Im „Hochseil“-Gedicht, dessen Ironie das mitgefühlte Pathos kaum verdeckt, wird Heines Ansatz probiert und benannt, durch Übertreibung der Tradition sich eine Sangesweise zu erschließen:
Die Loreley entblößt ihr Haar
am umgekippten Rheine…
Ich schwebe graziös in Lebensgefahr
grad zwischen Freund Hein und Freund Heine.
Das Kokettieren mit dem Tod will kaum einleuchten, und nimmt man’s metaphorisch (das Ausgesetztsein des Dichters à la Rilke, Weinheber, etc.), wird’s eher abgeschmackt.

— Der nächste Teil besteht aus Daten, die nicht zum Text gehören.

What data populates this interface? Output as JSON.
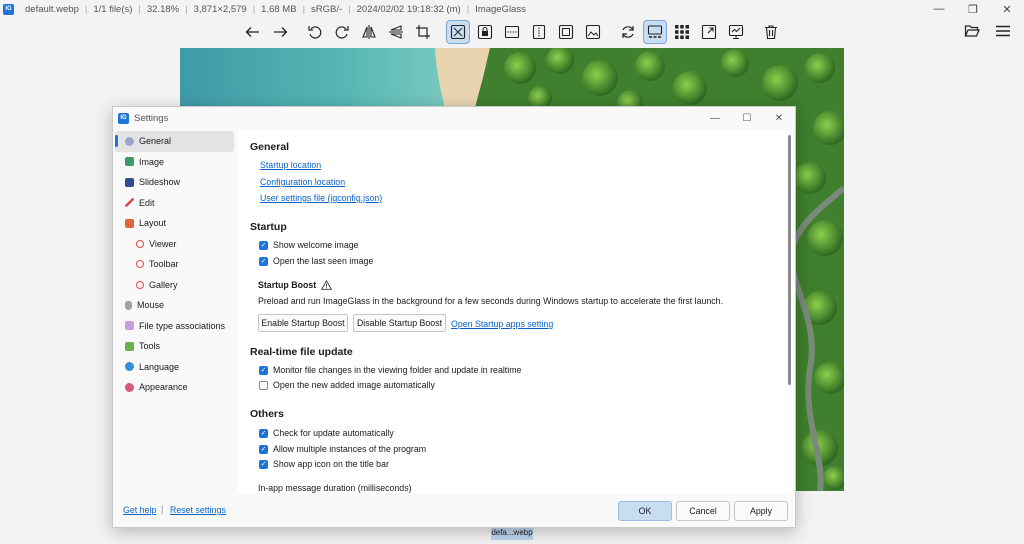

Der Eindruck beim Lesen der gesammelten Gedichte, die nun abgetrennt vom Kontext bestehen müssen, ist der einer eigentümlichen Armut. Das, was man am wenigsten erwartet hätte. Rühmkorf beginnt mit kessen Ausfällen gegen die lyrische Tradition, die mit seinen theoretischen Auslassungen Hand in Hand gehen. Er schreibt in vielen Blättern, unter vielen Namen (mindestens sieben), und entwickelt vor allem die Technik des Gegengesanges, der Variation: eine gebildete Negation, die die Tradition beschwört, um ihr abzusagen.
Die Schotten auf, Bewußtseinsboom,
– ja ganz schpätes Haus –
und hebst den Kopf voll Alterthum
und schlappst die Himmelsschüssel aus.
(„Sentimentalisch I“)
Das nimmt Benn auf und ironisiert ihn zugleich – doch wird im Grunde das Spätlingspathos eines Benn eher artistisch überspielt denn aufgehoben. Wovon immer sich Rühmkorf verabschiedet, es ist ein Abschied mit großer Gebärde und prinzipiell zweideutig. Rühmkorf ließe sich als Opfer einer literarischen Übersozialisation beschreiben: die lyrische Vergangenheit ist ihm in alle Poren gedrungen, er schwitzt nichts anderes aus. Formale Neuerungen sitzen nur in trickreichen Verschiebungen der Konvention. So kommt man (zu) schnell in sein eigenes Alter. Das hängt vielleicht mit dem traditionellen Dichterverständnis zusammen, an das sich Rühmkorf, eher hilflos und stets verschleiert, anschließt: der Dichter als Seher, als das progressive Bewußtsein, das seiner Zeit notwendig voraus ist, was dann geistreiche Schmäh erlaubt. (Enzensberger nahm, u.a. in „Landessprache“, diesen Ton auf.)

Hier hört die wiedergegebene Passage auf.